Partecipazione: fuori dal palazzo
Rinnovare o rafforzare il patto democratico di una comunità è una operazione complessa che passa dal ruolo delle istituzioni a quello della società organizzata, fino all’interesse del singolo cittadino per le vicende che accadono nel luogo dove vive. Di questa complessità fanno parte a pieno titolo i percorsi partecipativi che alcuni comuni anche in Val di Cornia hanno promosso di recente in occasione di progetti di trasformazione o dell’intero territorio o di parti importanti di esso. Ma le cose, a questo proposito, potrebbero andare meglio.

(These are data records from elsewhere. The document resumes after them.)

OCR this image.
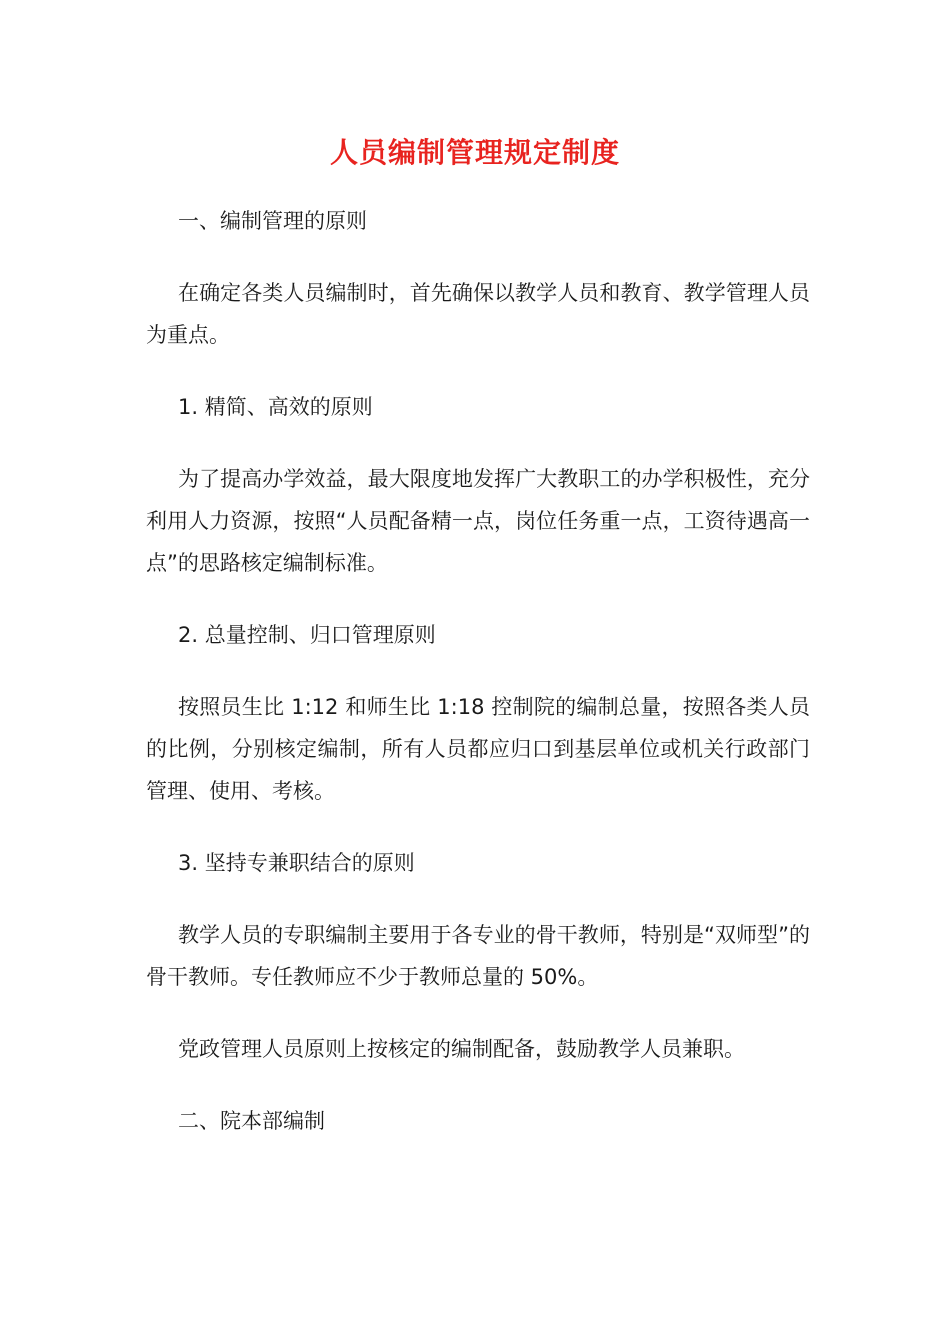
人员编制管理规定制度

一、编制管理的原则

在确定各类人员编制时，首先确保以教学人员和教育、教学管理人员为重点。

1. 精简、高效的原则

为了提高办学效益，最大限度地发挥广大教职工的办学积极性，充分利用人力资源，按照“人员配备精一点，岗位任务重一点，工资待遇高一点”的思路核定编制标准。

2. 总量控制、归口管理原则

按照员生比 1:12 和师生比 1:18 控制院的编制总量，按照各类人员的比例，分别核定编制，所有人员都应归口到基层单位或机关行政部门管理、使用、考核。

3. 坚持专兼职结合的原则

教学人员的专职编制主要用于各专业的骨干教师，特别是“双师型”的骨干教师。专任教师应不少于教师总量的 50%。

党政管理人员原则上按核定的编制配备，鼓励教学人员兼职。

二、院本部编制
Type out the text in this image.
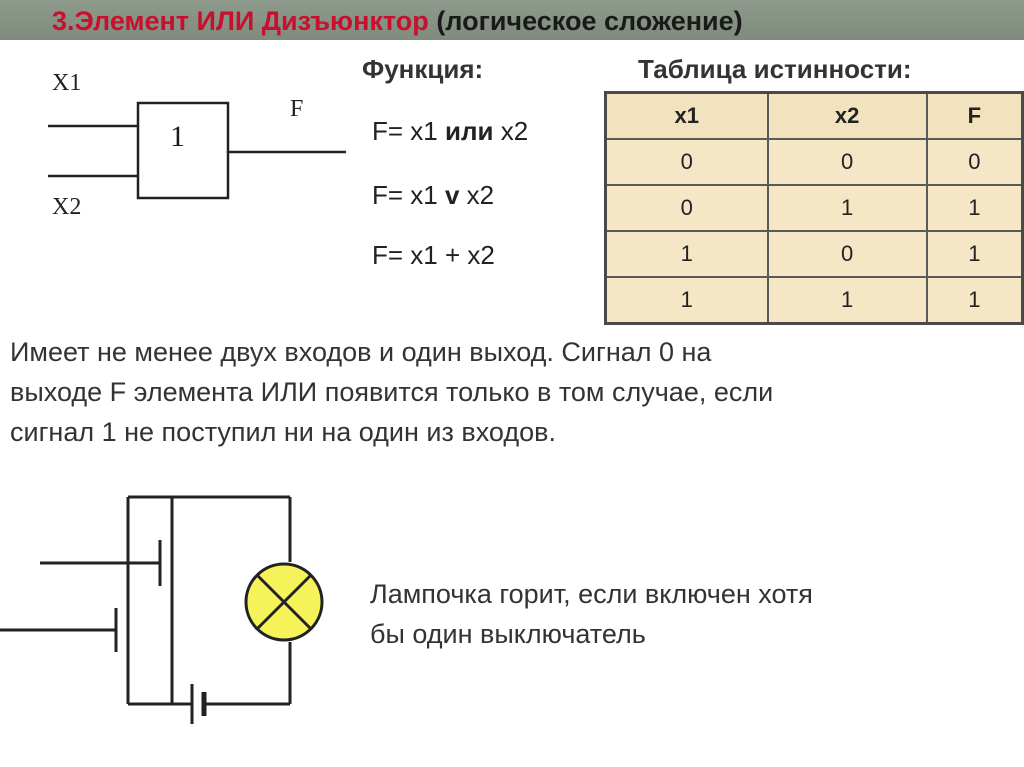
3.Элемент ИЛИ Дизъюнктор (логическое сложение)
X1
X2
1
F
Функция:
F= x1 или x2
F= x1 v x2
F= x1 + x2
Таблица истинности:
x1	x2	F
0	0	0
0	1	1
1	0	1
1	1	1
Имеет не менее двух входов и один выход. Сигнал 0 на
выходе F элемента ИЛИ появится только в том случае, если
сигнал 1 не поступил ни на один из входов.
Лампочка горит, если включен хотя
бы один выключатель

Il primo punto critico, che chiama in causa soprattutto gli amministratori, è che i percorsi partecipativi promossi fino ad oggi sono stati occasionali e fatti più per utilità politica che per la reale convinzione del loro valore democratico; il secondo punto critico è la strumentalità che i comitati e le forze politiche di opposizione hanno introdotto in questo tipo di percorsi, delegittimandoli oppure caricandoli di pregiudizi e secondi fini che niente avevano a che fare con l’oggetto effettivo della discussione. Nonostante questo e forse direi proprio per questo, vale molto la pena di insistere sulla diffusione e stabilizzazione di queste che chiamerei “tecniche democratiche”.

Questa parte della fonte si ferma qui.